Men’s Pursuit of Money/Power in Great Expectations and Wuthering Heights

In chapters 20-29 of Great Expectations, readers discover that Miss Havisham once came very close to marrying a man that she loved deeply, but when it came time to marry, her fiance stood her up and stole her money. He had been scheming alongside Miss Havisham’s half-brother who did not have a good relationship with Miss Havisham or their father. Ever since, Miss Havisham has been heartbroken and bound to her house. Her heartbreak explains her strange behavior: her staying inside, eating alone, stopping the clocks, wearing her wedding dress and her obsession with bringing Pip and Estella together. I think this can be paralleled with the actions of certain men in Wuthering Heights. Specifically, I find Miss Havisham’s situation to be similar to Catherine’s situation in Wuthering Heights.

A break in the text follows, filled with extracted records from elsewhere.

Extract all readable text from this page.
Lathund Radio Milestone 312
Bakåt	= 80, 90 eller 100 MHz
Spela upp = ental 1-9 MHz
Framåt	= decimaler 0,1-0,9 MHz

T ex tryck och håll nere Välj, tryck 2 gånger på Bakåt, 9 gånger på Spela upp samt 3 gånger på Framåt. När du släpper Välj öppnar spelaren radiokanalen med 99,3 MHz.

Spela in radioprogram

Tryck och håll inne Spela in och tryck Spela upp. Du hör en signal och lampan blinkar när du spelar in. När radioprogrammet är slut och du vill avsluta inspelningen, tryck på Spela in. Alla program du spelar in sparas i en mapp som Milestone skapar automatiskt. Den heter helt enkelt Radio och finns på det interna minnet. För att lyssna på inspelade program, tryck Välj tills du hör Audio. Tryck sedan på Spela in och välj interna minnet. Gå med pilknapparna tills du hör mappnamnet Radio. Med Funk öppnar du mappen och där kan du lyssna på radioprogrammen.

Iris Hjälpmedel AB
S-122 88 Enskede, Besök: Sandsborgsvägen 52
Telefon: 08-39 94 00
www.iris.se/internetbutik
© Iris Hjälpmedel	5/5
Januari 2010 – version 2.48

Heathcliff, in an effort to gain property and power, decides to manipulate Isabella Linton into marrying him at which point things reach at breaking point at Thrushcross Grange. Linton comes home and demands that Heathcliff leaves and yells at Catherine for engaging with Heathcliff. As a result, Catherine decides to lock herself in her room, practically starve herself and drive herself mad. In both novels, there are men that do whatever it takes to gain money/power and women suffer as a result. Miss Havisham suffers from heartbreak at the hands of her ex-fiance while Catherine suffers from an inner turmoil as a result of her husband and Heathcliff’s abhorrence of each other. I thought that this parallel between the novels was interesting to note because it could be indicative of a shared viewpoint of the two authors. Perhaps the men’s aggressive pursuit of money/power could be evidence of these authors’ condemnation of capitalism. In further research about Dickens I found that while his novels weren’t politically subversive and he wasn’t explicitly anti-capitalism, he was known to expose the ills of Victorian Society in his writing. Bronte was known to have grown up in a non-conformist community and seems to show her outward rejection of Victorian society in multiple ways throughout Wuthering Heights.